Littérature et folie entretiennent depuis longtemps des rapports étroits. Le motif de la folie est d’un intérêt particulier pour les critiques littéraires, dans la mesure où il touche à la fois au langage, à la création, à la poétique, etc. Aristote aurait été le premier à se poser la question du lien entre le génie (la créativité) et la manie (la folie) [1]. Au fil des siècles s’effectue un changement de perspective autour de ce motif. Si, pendant longtemps, s’installe un voile ou un mythe autour de la folie, considérée en tant que prisme positif notamment pour la créativité, ou comme médium critique pour dénoncer certaines tares sociétales, peu à peu la folie intéresse en tant que maladie mentale touchant un individu. Ainsi, le thème de la folie a tendance à laisser la place à celui de la maladie mentale, dont le traitement, même dans la fiction, passe de considérations englobantes et souvent métaphoriques (dénonciation de maux sociétaux, vision exaltée de la folie) à une perception intime, clinique, et centrée sur l’individu. A l’ère hypercontemporaine, c’est cette tendance qui prévaut. Or ces manières spécifiques de représenter le personnage malade sur le plan mental et les thérapeutiques qui lui sont liées n’ont pas encore été traitées par la critique portant sur les littératures de langue française contemporaine.
Aussi, tout en m’appuyant sur les travaux antérieurs sur la relation entre psychiatrie et littérature (Foucault, Starobinski, Rigoli), je me propose dans ma thèse d’examiner comment la maladie mentale est représentée et figurées dans quelques œuvres de fiction récentes liées à des régions diverses de l’espace de langue française : C’est vole que je vole (1998) de l’écrivaine martiniquaise Nicole Cage-Florentiny ; La mémoire de l’aile (2010) de l’autrice franco-ontarienne Andrée Christensen ; Le chant des ténèbres (1997) de l’écrivaine sénégalaise Fama Diagne Sène ; La maison des épices (2014) de l’autrice sénégalaise Nafissatou Dia Diouf ; Tête de tambour (2019) de la primo-romancière française Sol Elias ; Je sais quand Dieu vient se promener dans mon jardin (2004) de l’écrivain haïtien Victor Gary ; ou encore Folie, aller simple. Journée ordinaire d’une infirmière (2010) de la romancière d’origine guadeloupéenne Gisèle Pineau.

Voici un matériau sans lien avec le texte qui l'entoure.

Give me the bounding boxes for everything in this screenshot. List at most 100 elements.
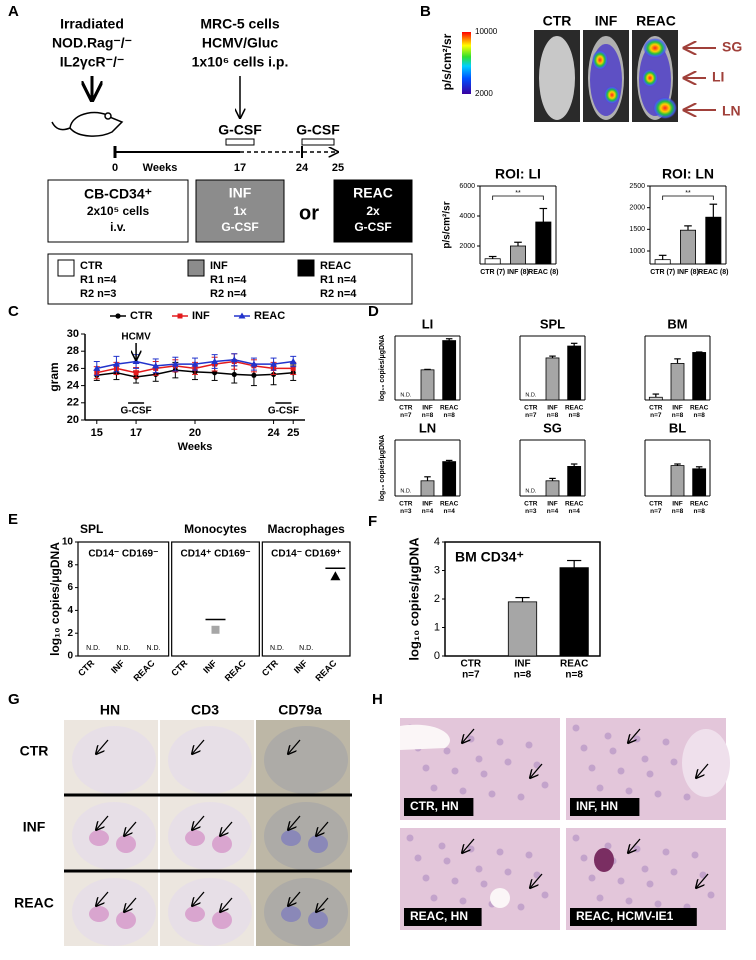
x-tick-label: REAC [690, 405, 709, 412]
n-label: n=8 [693, 508, 705, 515]
annotation: ** [515, 190, 521, 197]
n-label: n=8 [547, 412, 559, 419]
caption: INF, HN [576, 799, 618, 813]
x-tick-label: 25 [287, 427, 299, 439]
n-label: n=8 [568, 412, 580, 419]
nucleus [541, 891, 549, 899]
panel-label: H [372, 691, 383, 708]
legend-label: CTR [130, 310, 153, 322]
nucleus [641, 755, 649, 763]
inf-box [195, 179, 285, 243]
bar [559, 567, 589, 657]
bar [420, 369, 435, 401]
legend-label: R1 n=4 [80, 274, 117, 286]
row-label: REAC [14, 895, 54, 911]
colorbar-max: 10000 [475, 27, 498, 36]
x-tick-label: INF [672, 405, 683, 412]
nucleus [604, 732, 612, 740]
x-tick-label: CTR [399, 501, 413, 508]
nucleus [422, 874, 430, 882]
stain [89, 906, 109, 922]
tissue [264, 802, 348, 870]
chart-title: LI [422, 316, 434, 331]
y-tick-label: 1 [434, 621, 440, 633]
marker [112, 360, 120, 367]
chart-title: BL [669, 420, 686, 435]
nucleus [475, 865, 483, 873]
bar [420, 480, 435, 497]
box-text: 1x [233, 204, 247, 218]
x-tick-label: INF [109, 658, 127, 676]
panel-label: B [420, 3, 431, 20]
significance-bracket [492, 195, 544, 200]
timeline-label: Weeks [143, 162, 178, 174]
nucleus [707, 891, 715, 899]
bar [442, 461, 457, 497]
stain [185, 830, 205, 846]
legend-swatch [57, 259, 75, 277]
box-text: G-CSF [354, 220, 391, 234]
bar [692, 352, 707, 401]
value-label: N.D. [86, 645, 100, 652]
nucleus [451, 767, 459, 775]
x-tick-label: INF (8) [507, 269, 529, 276]
value-label: N.D. [270, 645, 284, 652]
arrow [316, 897, 329, 912]
signal [653, 97, 677, 119]
y-axis-label: p/s/cm²/sr [442, 201, 453, 248]
arrow [696, 873, 709, 888]
timeline-tick-label: 17 [234, 162, 246, 174]
organ-label: SG [722, 39, 742, 55]
arrow [628, 728, 641, 743]
nucleus [633, 845, 641, 853]
y-tick-label: 22 [67, 397, 79, 409]
stain [185, 906, 205, 922]
column-label: CD3 [191, 702, 219, 718]
nucleus [596, 894, 604, 902]
bar [545, 480, 560, 497]
caption-box [570, 908, 697, 926]
box-text: INF [229, 185, 252, 201]
n-label: n=3 [400, 508, 412, 515]
x-tick-label: CTR [524, 501, 538, 508]
x-tick-label: CTR [649, 501, 663, 508]
panel-label: G [8, 691, 20, 708]
panel-title: SPL [80, 522, 103, 536]
arrow [220, 897, 233, 912]
y-tick-label: 2 [434, 593, 440, 605]
caption: REAC, HCMV-IE1 [576, 909, 674, 923]
value-label: N.D. [525, 392, 536, 398]
marker [211, 358, 219, 365]
chart-title: BM CD34⁺ [455, 549, 524, 565]
nucleus [525, 851, 533, 859]
marker [230, 356, 238, 363]
nucleus [517, 903, 525, 911]
annotation: G-CSF [268, 406, 299, 417]
nucleus [662, 738, 670, 746]
x-tick-label: CTR [524, 405, 538, 412]
nucleus [475, 755, 483, 763]
bar [705, 216, 722, 265]
panel-b: p/s/cm²/sr 10000 2000 CTR INF REAC SG LI… [440, 13, 742, 122]
nucleus [580, 854, 588, 862]
tissue [682, 729, 730, 797]
box-text: 2x [366, 204, 380, 218]
x-tick-label: CTR [260, 658, 281, 679]
panel-label: D [368, 303, 379, 320]
x-tick-label: REAC [132, 658, 157, 683]
panel-label: A [8, 3, 19, 20]
x-tick-label: 20 [189, 427, 201, 439]
y-tick-label: 0 [67, 651, 73, 662]
nucleus [670, 758, 678, 766]
box-text: CB-CD34⁺ [84, 186, 152, 202]
x-tick-label: INF [547, 501, 558, 508]
legend-label: CTR [80, 260, 103, 272]
caption-box [570, 798, 640, 816]
x-tick-label: INF [422, 405, 433, 412]
y-axis-label: log₁₀ copies/μgDNA [379, 435, 386, 501]
nucleus [459, 897, 467, 905]
legend-swatch [187, 259, 205, 277]
n-label: n=8 [422, 412, 434, 419]
infection-text: 1x10⁶ cells i.p. [192, 54, 289, 70]
bar [680, 229, 697, 265]
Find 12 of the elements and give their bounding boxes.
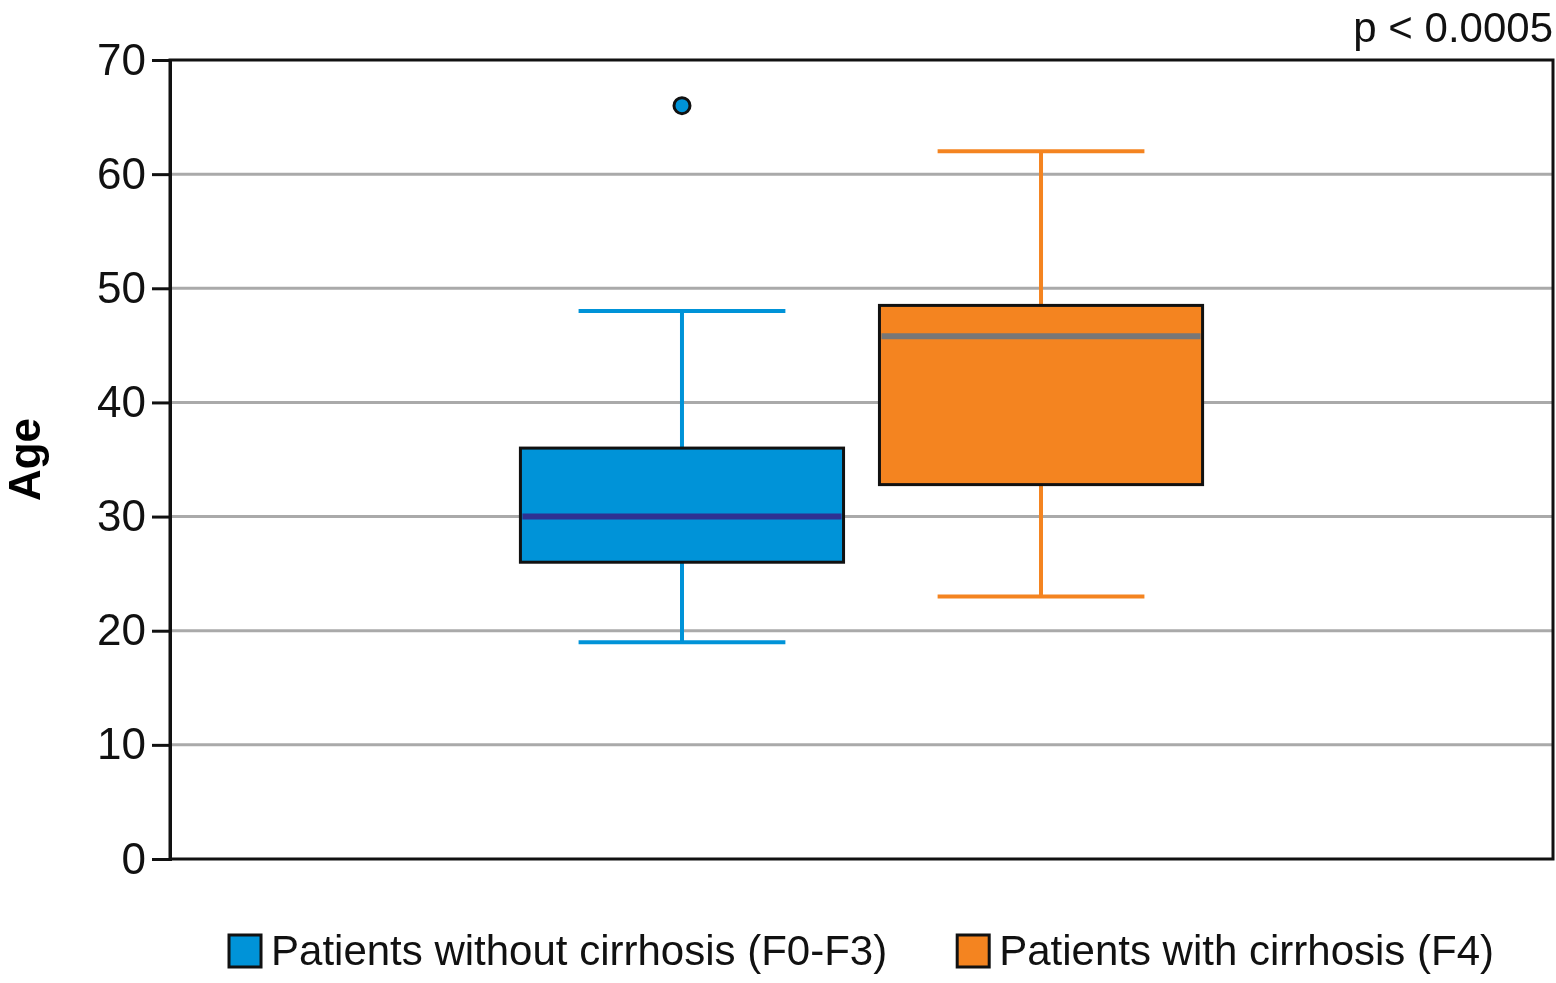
text: p < 0.0005: [1353, 4, 1553, 51]
legend-label: Patients with cirrhosis (F4): [999, 927, 1494, 974]
y-tick-label: 40: [97, 377, 146, 427]
y-axis-title: Age: [0, 417, 49, 502]
y-tick-label: 70: [97, 34, 146, 84]
legend-label: Patients without cirrhosis (F0-F3): [271, 927, 888, 974]
y-tick-label: 20: [97, 605, 146, 655]
y-tick-label: 50: [97, 262, 146, 312]
y-tick-label: 10: [97, 719, 146, 769]
y-tick-label: 60: [97, 148, 146, 198]
y-tick-label: 0: [121, 833, 146, 883]
y-tick-label: 30: [97, 491, 146, 541]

En partant d’un corpus de langue française diversifié, le but principal de ce travail est de questionner des représentations contemporaines pour étudier par quelles stratégies la maladie mentale est mise en scène, et quels sont les enjeux de telles représentations. Plus spécifiquement, il s’agit de dresser une poétique du récit de la maladie mentale sévère et, dans une démarche comparatiste, d’étudier les phénomènes d’interculturalité et de transculturalité qui la sous-tendent. D’une part, en effet, l’expression du trouble mental s’accompagne souvent de stratégies narratives diverses et singulières qui, par mimétisme, renvoient au trouble mental lui-même. D’autre part, si elles tiennent du choix d’une autrice ou d’un auteur, ces dernières sont aussi souvent liées à des conflits dans lesquels la dimension culturelle ou interculturelle entre en jeu – par exemple en opposant différentes « cosmologies » (au sens anthropologique). Le prisme interculturel permet donc d’interroger les différentes représentations fictionnelles du désordre mental.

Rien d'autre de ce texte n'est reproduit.